Well, lunch approached, so many of us fired up our braais and got cooking. Most folk were outdoors instead of in - washing cars, chatting with neighbours, gardening. Amazing what a difference it makes when there's nothing electric to do indoors.
And then, 12 hours after it went off, the power came back on. And all was back to normal. PS2 going overtime, computer back on, fridge restocking its cold air. Except that I chose a long, leisurely mid-afternoon bath with a book instead of time in front of an electric device.
So just what was the deal with the power? ESKOM (the monopolistic power suppliers) says "pollution combined with mist on the equipment". Yeah right... This morning's news said yet another problem at Koeberg, our nuclear-power reactor near Cape Town. The news also said the government is going to sit down with the power guys to find out exactly why our rolling blackouts and ongoing power problems are becoming more prevalent.

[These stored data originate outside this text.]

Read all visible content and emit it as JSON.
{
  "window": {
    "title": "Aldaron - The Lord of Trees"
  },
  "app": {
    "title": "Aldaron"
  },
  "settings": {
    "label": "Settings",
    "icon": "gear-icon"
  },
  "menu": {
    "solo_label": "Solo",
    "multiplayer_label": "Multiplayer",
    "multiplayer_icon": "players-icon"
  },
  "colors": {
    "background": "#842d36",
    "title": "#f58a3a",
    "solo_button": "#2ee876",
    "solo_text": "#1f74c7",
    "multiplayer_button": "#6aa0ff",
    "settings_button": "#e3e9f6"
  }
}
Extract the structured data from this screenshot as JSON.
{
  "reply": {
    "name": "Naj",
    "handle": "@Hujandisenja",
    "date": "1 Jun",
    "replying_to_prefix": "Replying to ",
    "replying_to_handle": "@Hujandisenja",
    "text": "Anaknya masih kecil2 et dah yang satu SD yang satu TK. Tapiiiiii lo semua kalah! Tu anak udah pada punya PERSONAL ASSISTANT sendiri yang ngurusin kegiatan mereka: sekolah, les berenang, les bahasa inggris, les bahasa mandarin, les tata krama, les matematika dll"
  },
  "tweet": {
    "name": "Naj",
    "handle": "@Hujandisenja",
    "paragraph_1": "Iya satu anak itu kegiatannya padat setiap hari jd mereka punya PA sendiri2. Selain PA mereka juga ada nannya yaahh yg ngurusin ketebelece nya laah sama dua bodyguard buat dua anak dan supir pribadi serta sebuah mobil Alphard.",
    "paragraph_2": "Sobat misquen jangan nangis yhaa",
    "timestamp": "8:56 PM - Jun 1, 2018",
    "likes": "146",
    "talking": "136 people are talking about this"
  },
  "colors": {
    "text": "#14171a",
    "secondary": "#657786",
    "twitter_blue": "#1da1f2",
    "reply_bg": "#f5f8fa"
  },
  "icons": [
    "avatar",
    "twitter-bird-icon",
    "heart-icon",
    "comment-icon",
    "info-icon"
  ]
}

With all this, I wonder why no-one is seriously pushing for wind and solar power, why the government is still blocking more than encouraging innovation in that area. I wonder why there are solar panels lying idle in our maintenance department's shed, instead of installed and running where the entire system is already set up. I wonder if it will take a month's power collapse, a real emergency, for people to sit up and think of alternatives. Or if we'll all just go back to campfires and hand-cranked computers.